Son günlerde Suudi Arabistan Kralı Selman Bin Abdülaziz’in Veliaht Prens Muhammed Bin Selman’a öfkelendiğine ve oğlunu cezalandırdığına dair haberler yayınlandı.
Örneğin İngiltere’de yayınlanan Guardian gazetesi, birkaç gün önce, Veliaht Prens Muhammed Bin Selman’ın ekonomik konulardaki bazı yetkilerinin elinden alındığını, iki haftadır üst düzey hükümet toplantılarına ve diplomatik görüşmelere katılmadığını iddia etti.
Haberde, Kral Selman ile oğlu arasındaki ilişkilerin gazeteci Cemal Kaşıkçı’nın öldürülmesinden bu yana sıkıntılı bir dönemden geçtiği öne sürüldü.
Suudi Arabistan kraliyet ailesinde çatlak olduğu, baba ile oğlun karşı karşıya geldiği, Kral Selman’ın Veliaht Prensi kızağa çektiği yorumlarıyla verilen bu tür haberlerin kaynağı belirsiz.
Guardian gazetesi, haberde dile getirilen bilgileri güvenilir kaynaklardan edindiğini söylüyor.
Fakat bu ve benzeri haberlerle ilgili farklı yorumlar gündemde.
En dikkate değeri de “mujtahidd” adlı ünlü Twitter hesabında paylaşılanlar.
Orada iddia edilenlere göre, Guardian’daki haberin kaynağı Veliaht Prens Muhammed Bin Selman.
Yani Kral Selman’ın oğlu babasıyla arasının açık olduğu ve bir takım yetkilerinin elinden alındığı haberini bizzat kendisi sızdırdı.
Amacının da Kaşıkçı cinayeti sonrası Suudi Arabistan’la ilişkilerine mesafe koyan ülkelerle ilişkileri onarmak olduğu söyleniyor.
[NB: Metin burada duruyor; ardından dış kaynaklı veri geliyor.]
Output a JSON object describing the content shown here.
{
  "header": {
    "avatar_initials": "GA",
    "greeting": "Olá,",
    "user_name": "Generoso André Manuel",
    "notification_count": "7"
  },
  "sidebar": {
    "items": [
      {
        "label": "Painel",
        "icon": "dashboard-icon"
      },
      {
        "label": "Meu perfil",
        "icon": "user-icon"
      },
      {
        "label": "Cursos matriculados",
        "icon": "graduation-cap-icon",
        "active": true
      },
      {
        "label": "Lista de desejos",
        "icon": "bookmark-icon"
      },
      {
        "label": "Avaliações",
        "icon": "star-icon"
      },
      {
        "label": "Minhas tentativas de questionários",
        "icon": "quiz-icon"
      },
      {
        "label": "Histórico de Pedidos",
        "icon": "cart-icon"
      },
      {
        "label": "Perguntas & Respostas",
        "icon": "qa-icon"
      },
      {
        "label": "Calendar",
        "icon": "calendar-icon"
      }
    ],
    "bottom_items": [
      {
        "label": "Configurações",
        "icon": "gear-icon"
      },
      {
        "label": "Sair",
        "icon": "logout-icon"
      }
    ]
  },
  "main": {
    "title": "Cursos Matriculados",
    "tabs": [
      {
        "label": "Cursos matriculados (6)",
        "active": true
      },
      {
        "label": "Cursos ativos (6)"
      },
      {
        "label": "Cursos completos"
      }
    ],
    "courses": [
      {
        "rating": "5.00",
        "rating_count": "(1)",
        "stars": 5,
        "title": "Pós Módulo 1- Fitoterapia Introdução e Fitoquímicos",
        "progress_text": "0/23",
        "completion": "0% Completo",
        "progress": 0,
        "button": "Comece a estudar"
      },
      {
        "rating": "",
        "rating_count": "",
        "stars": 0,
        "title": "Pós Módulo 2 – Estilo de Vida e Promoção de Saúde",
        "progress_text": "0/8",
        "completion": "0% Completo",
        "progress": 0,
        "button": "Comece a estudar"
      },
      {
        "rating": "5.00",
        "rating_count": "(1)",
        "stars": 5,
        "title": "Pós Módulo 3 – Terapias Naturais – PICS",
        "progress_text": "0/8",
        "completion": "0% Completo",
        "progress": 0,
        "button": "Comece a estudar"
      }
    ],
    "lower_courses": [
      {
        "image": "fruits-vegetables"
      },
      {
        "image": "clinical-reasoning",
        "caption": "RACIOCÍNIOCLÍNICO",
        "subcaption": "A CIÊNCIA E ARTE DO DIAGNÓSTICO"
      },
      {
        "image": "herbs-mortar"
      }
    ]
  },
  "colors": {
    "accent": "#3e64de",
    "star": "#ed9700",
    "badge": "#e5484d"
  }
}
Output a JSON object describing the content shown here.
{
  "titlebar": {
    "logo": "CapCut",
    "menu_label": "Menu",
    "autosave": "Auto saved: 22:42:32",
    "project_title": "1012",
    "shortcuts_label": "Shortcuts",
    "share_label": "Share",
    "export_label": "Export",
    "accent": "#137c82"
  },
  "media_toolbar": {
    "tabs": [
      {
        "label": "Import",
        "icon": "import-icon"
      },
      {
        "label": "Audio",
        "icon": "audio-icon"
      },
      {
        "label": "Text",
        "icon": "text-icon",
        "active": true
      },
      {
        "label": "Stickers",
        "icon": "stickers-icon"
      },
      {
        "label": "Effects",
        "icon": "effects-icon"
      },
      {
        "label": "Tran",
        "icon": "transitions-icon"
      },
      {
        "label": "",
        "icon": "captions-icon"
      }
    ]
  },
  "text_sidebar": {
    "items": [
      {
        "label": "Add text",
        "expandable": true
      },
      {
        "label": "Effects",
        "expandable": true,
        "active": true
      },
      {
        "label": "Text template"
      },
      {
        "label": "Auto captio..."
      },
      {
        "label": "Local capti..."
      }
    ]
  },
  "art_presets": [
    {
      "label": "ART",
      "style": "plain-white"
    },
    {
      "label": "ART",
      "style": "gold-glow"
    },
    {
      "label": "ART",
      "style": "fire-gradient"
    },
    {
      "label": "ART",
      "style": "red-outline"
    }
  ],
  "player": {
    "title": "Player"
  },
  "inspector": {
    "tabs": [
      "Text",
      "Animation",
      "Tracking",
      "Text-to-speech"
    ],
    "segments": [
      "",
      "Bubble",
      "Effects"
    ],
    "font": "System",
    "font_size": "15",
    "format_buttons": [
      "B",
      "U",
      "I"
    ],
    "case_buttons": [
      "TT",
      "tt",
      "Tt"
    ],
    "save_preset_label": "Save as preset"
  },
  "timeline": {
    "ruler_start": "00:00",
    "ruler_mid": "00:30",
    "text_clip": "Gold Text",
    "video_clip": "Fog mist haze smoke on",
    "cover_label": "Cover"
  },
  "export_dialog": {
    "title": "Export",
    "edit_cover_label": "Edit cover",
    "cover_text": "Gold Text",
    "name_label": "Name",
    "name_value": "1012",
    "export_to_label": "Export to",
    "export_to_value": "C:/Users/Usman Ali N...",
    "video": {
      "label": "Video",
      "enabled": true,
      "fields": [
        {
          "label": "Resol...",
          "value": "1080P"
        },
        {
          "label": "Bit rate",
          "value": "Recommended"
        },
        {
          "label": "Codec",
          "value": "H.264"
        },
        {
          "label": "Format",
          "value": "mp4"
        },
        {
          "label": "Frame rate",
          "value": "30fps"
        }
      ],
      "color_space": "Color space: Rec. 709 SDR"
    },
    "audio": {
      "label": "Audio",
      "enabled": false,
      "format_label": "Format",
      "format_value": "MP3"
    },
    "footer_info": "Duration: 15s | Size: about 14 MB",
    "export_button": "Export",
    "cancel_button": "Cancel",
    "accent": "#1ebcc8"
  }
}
Guardian’ın haberi gibi bu da bir iddia.
Muhammed Bin Selman, veliahtlık makamına oturmasını iki şeye borçlu:
Birincisi, babasının desteği.
Oğlunun hızla yükselişini sağlayan bizzat Kral Selman’ın kendisi.
Babasının desteği olmasaydı genç prensin krallığa giden yolda amcası Prens Mukrin Bin Abdülaziz’i ve amcasının oğlu Prens Muhammed Bin Nayif’i saf dışı bırakması mümkün olmazdı.
İkincisi ise Amerika’yla, daha doğrusu ABD Başkanı Donald Trump ve özellikle damadı Jared Kushner ile kurduğu yakın ilişkiler.
Muhammed Bin Selman’ın Washington’a Suudi Arabistan toplumunu dönüştürme ve Filistin davasını tasfiyeyi hedefleyen “Yüzyılın Anlaşması” başta olmak üzere Trump’ın Ortadoğu politikalarına destek verme taahhüdü üzerine veliaht olduğu artık sır değil.
Kaşıkçı cinayetinde suçüstü yakalanan ve koltuğu sallanan Suudi Arabistan Veliaht Prensi’ni mevcut makamında tutabilmek için Trump ve Kushner ikilisinin eleştirilere göğüs gererek büyük çaba sarf ettiği, Netanyahu’nun dahi seferber olduğu biliniyor.
Dolayısıyla, Muhammed Bin Selman’ın şimdilik bir adım geri durması veya öyle görünmesi, babasının imajını güçlendirerek Kral Selman’ı “her şeyden haberi olan ve ipleri elinde tutan lider” şeklinde göstermesi hem Suudi Arabistan yönetimini hem de Veliaht Prens’in eleştirilere maruz kalan müttefiklerini rahatlatır.
Genç prensin ülke içinde ve kraliyet ailesi fertlerine karşı hâlâ babasının desteğine ihtiyacı olduğu gerçeği de unutulmamalı.
Ayrıca, babasının ardından krallık koltuğuna oturmanın yanında bugün elinden alındığı iddia edilen birkaç yetkinin Veliaht Prens için son derece önemsiz olduğu göz ardı edilmemeli.
Kral Selman’ın Kaşıkçı cinayeti sonrası oğlunu cezalandırdığı haberlerinin “Katiller hak ettikleri cezaları bulacak” algısını güçlendirdiği ve Suudi Arabistan yargısına güvenmek gerektiği söylemine destek olduğu da bir gerçek.
Bütün bunlar bir yana, Suudi Arabistan Kralı’nı ve Veliaht Prensi’ni birbirinden ayıran “Kral Selman iyi fakat oğlu kötü” gibi bir yaklaşım gerçekçi değil.
Muhammed Bin Selman’ın attığı her adımdan onu o makama yükselten ve koruyup kollayan babası da sorumlu.